Gareca’s Palmeiras showed some promising signs, their midfield looked more organised than it had been in a long time, but a leaky defence, lack of mental toughness and a complete inability to hold onto results saw them plummet to the lower half of the table. There was also reports that some members of the squad were less than happy about playing under an Argentinian manager.
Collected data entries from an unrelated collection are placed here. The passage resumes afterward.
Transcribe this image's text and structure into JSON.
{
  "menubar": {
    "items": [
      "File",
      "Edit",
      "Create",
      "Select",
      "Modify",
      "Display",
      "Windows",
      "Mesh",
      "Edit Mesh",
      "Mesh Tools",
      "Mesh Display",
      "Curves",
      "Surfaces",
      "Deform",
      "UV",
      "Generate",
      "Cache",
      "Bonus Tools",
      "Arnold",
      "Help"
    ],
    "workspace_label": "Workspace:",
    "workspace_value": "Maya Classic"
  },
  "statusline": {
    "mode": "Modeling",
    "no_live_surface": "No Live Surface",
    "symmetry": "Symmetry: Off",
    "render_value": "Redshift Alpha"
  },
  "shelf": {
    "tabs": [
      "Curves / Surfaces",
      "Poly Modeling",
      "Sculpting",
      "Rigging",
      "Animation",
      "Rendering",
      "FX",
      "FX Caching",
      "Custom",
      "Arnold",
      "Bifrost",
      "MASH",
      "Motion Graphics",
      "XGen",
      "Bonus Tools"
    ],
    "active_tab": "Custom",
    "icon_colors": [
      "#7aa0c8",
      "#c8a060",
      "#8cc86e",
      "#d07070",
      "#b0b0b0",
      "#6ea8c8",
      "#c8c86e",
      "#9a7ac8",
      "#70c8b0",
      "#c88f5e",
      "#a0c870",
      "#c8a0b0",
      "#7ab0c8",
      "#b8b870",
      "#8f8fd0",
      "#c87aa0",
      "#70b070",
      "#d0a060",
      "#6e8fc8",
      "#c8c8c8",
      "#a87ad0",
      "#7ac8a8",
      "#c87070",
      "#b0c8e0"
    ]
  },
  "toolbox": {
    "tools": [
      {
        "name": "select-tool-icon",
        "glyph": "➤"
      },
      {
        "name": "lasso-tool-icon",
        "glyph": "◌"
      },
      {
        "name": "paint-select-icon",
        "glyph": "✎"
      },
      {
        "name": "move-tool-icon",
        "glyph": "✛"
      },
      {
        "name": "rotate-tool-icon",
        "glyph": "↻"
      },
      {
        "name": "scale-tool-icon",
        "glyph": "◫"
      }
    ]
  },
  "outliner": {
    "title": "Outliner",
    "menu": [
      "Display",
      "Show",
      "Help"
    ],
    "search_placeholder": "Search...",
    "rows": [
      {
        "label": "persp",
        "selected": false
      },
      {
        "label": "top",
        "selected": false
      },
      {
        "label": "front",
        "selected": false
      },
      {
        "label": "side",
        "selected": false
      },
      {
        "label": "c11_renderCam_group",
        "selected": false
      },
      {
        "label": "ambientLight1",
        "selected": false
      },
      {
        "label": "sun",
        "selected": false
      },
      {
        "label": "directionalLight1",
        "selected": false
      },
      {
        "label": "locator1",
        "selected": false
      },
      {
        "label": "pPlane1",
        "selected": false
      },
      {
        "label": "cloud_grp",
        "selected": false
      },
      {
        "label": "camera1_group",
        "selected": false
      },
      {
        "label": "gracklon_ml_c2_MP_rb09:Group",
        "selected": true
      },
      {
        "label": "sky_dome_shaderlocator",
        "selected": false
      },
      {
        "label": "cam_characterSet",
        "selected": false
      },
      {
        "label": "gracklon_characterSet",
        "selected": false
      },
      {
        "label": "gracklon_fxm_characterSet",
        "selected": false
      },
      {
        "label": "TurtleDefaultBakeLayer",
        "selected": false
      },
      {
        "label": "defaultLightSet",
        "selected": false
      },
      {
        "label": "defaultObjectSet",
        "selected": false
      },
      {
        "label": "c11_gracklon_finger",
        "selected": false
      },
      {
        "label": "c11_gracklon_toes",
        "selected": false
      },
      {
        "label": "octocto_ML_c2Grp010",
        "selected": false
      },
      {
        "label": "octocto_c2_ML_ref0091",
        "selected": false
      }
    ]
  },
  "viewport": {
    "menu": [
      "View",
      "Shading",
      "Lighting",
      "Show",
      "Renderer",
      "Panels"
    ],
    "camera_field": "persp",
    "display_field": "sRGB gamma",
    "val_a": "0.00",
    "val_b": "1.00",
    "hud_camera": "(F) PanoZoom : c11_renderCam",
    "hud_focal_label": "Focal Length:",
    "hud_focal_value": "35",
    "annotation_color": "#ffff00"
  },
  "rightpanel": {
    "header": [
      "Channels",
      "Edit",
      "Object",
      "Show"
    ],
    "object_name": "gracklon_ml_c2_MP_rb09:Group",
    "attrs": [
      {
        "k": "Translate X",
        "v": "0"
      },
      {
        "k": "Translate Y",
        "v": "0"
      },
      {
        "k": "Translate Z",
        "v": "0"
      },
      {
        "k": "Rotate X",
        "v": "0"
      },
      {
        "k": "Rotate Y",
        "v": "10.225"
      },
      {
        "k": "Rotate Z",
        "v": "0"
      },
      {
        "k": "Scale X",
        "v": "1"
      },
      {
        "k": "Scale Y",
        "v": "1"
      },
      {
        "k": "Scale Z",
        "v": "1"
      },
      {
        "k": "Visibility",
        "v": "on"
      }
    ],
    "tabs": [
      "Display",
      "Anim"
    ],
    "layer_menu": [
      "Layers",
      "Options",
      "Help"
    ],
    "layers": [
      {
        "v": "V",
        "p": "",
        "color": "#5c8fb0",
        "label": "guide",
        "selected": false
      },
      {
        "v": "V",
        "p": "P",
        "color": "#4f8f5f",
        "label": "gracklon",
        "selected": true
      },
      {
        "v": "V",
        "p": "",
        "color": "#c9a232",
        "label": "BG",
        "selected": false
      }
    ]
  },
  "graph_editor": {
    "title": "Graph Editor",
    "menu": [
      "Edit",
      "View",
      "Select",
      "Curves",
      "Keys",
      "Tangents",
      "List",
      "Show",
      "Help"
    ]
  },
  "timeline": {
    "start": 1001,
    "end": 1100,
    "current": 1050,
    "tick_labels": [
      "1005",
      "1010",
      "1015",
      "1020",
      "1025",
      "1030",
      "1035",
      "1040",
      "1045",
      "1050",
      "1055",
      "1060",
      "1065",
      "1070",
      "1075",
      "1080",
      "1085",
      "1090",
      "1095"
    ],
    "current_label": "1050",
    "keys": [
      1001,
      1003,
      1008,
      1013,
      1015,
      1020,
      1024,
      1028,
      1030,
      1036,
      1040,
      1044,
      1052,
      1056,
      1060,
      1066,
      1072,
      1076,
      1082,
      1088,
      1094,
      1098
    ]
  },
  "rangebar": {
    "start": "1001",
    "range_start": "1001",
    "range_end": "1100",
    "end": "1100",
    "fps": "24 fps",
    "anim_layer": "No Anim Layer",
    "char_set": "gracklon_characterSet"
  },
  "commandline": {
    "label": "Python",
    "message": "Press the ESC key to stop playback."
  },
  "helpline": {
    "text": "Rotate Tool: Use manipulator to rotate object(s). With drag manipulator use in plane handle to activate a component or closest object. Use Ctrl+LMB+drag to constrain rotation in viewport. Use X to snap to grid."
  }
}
Foreign coaches are almost unheard of in Brazilian football and Ricardo Gareca’s scandalously brief stint in São Paulo will do nothing to help that. Granted, the universal preference for home-grown coaches in Brazil is not a matter of prejudice or intolerance, there are practical motives behind it. In general, Brazilian players respond best to coaches who are able to relate to and mentor them. The harsh reality is that many footballers in Brazil come from poorer backgrounds and may have had to leave their family at an early age. In these cases, the football coach fills the role of a father figure, something which cannot be achieved across a language barrier.

The Argentinian was given a grand total of nine league matches over the space of six weeks before getting the sack, this coming after the club had spent an approximated R$ 30 million (around £7 million) to bring in four Argentinian players, Fernando Tóbio, Pablo Mouche, Agustín Allione and Jonathan Cristaldo on Gareca’s request.
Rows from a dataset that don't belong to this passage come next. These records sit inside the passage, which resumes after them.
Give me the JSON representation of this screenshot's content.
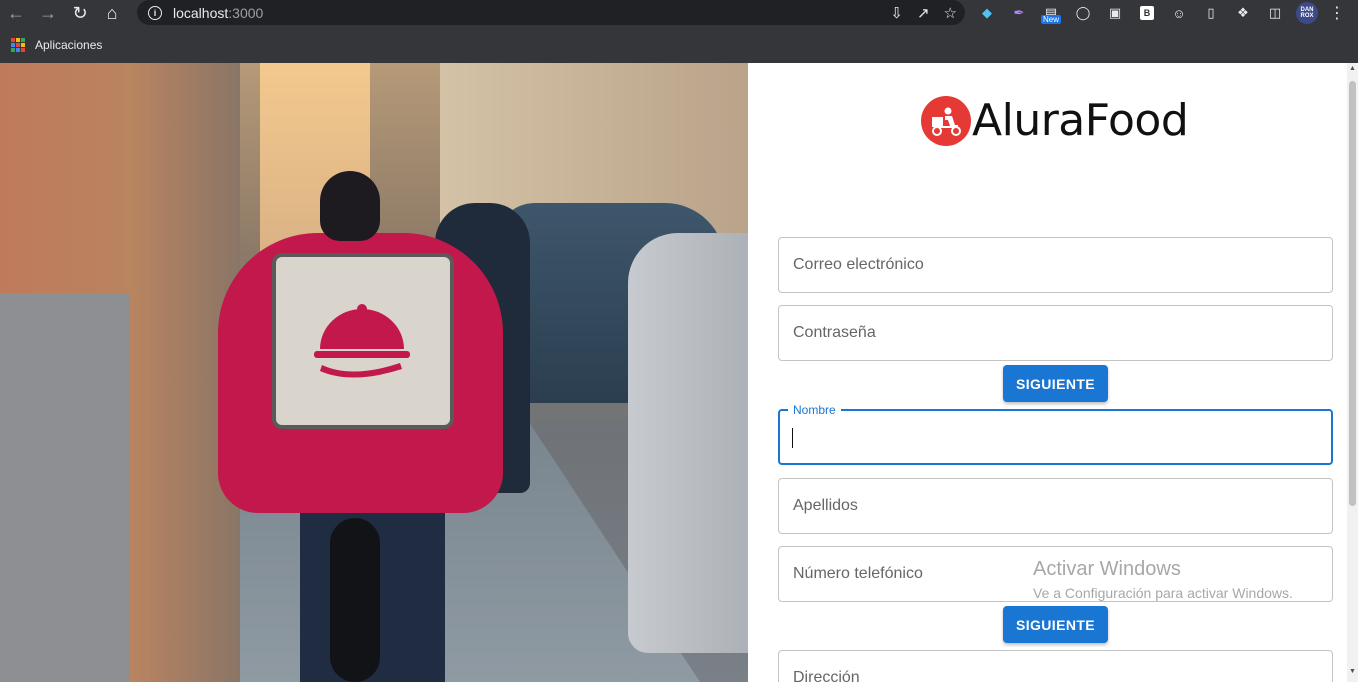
{
  "browser": {
    "url_host": "localhost",
    "url_port": ":3000",
    "new_badge": "New",
    "ext_b_label": "B",
    "avatar_text": "DAN ROX",
    "bookmarks_label": "Aplicaciones"
  },
  "brand": {
    "name": "AluraFood",
    "logo_color": "#e53935"
  },
  "form": {
    "email_placeholder": "Correo electrónico",
    "password_placeholder": "Contraseña",
    "next_button_1": "SIGUIENTE",
    "name_label": "Nombre",
    "lastname_placeholder": "Apellidos",
    "phone_placeholder": "Número telefónico",
    "next_button_2": "SIGUIENTE",
    "address_placeholder": "Dirección",
    "accent_color": "#1976d2"
  },
  "watermark": {
    "title": "Activar Windows",
    "subtitle": "Ve a Configuración para activar Windows."
  }
}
Trying to salvage something from an already disappointing centenary, Paulo Nobre rushed to appoint Gareca’s replacement, announcing Dorival Júnior, the bespectacled former Palmeiras midfielder fresh from a string of managerial failures at Flamengo, Vasco and Fluminense, as the man tasked with keeping the Verdão in the first division.
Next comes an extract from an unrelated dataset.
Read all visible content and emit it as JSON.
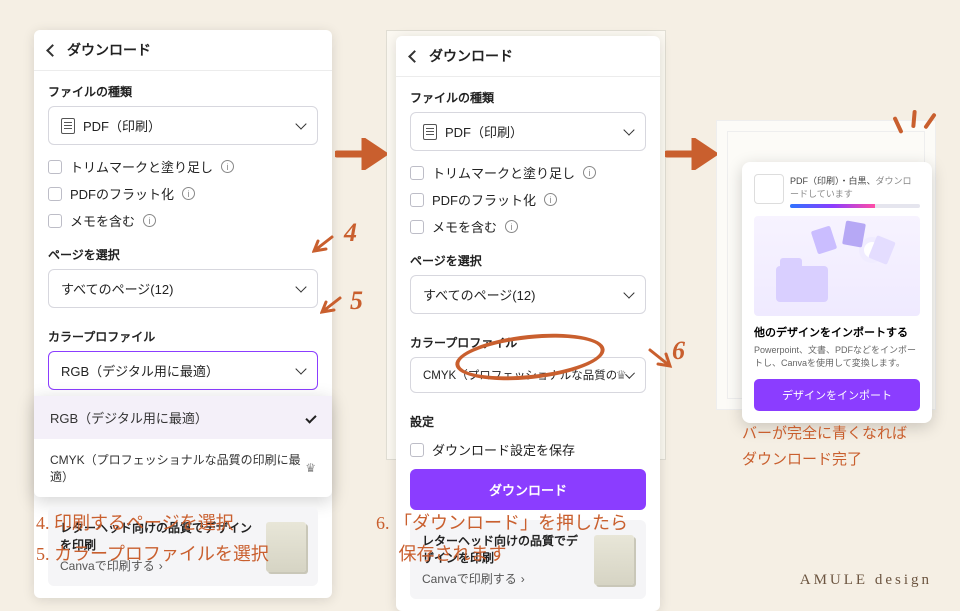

Thanks to some naïve tactical choices, bad luck with injuries, his reluctance to play his four unhappy Argentinians and a crippling mental inferiority that spread throughout the entire squad, Dorival very nearly commanded Palmeiras to their third relegation in the 21st century.

After some embarrassing results (a 6-0 defeat to Goiás, a 2-0 defeat at home to Atlético Mineiro’s B team and losing 2-0 to Sport Recife in the inaugural game at the stunning Allianz Parque), Palmeiras went into the last match of the season needing (at the very least) a point at home against Atlético Paranaense to avoid the drop. Their opponents had no stake in the result and fielded a reserve side, but Palmeiras coughed and spluttered to a 1-1 draw with the help of a dubious first-half penalty kick. The Verdão’s salvation came when news filtered through that Santos (traditionally one of Palmeiras’ rivals) had scored a last-minute winner to relegate north-eastern club Vitória. The club ended the division in 16th place with 20 losses and 40 points. Since the Brazilian championship made the switch to the 38-game season, no club had ever avoided relegation with 40 points.

As it was when they won the second division last year, when their place in the first division was confirmed for 2015, there was no celebration from Palmeiras fans, with the team booed off the field accompanied by chants of “time sem vergonha!”, literally “shameless team”.

Palmeiras’ woeful performance in 2014, amid centennial celebrations, is another dent in the reputation of one of Brazil’s proudest football clubs. In the words of Brazilian journalist Mauricio Savarese, despite remaining in the first division, Palmeiras were relegated in 2014.

Next year could well be the most crucial in Palmeiras’ 100-year history. Another relegation fight (or worse, another relegation) could see them reduced to yo-yo club status, and at a time when the country’s better-run big clubs (Cruzeiro, Corinthians, Atlético Mineiro, São Paulo) are threatening to distance themselves from the rest in a way Brazilian football has never seen before, such a step down could create an insurmountable gap between Palmeiras and Brazil’s elite.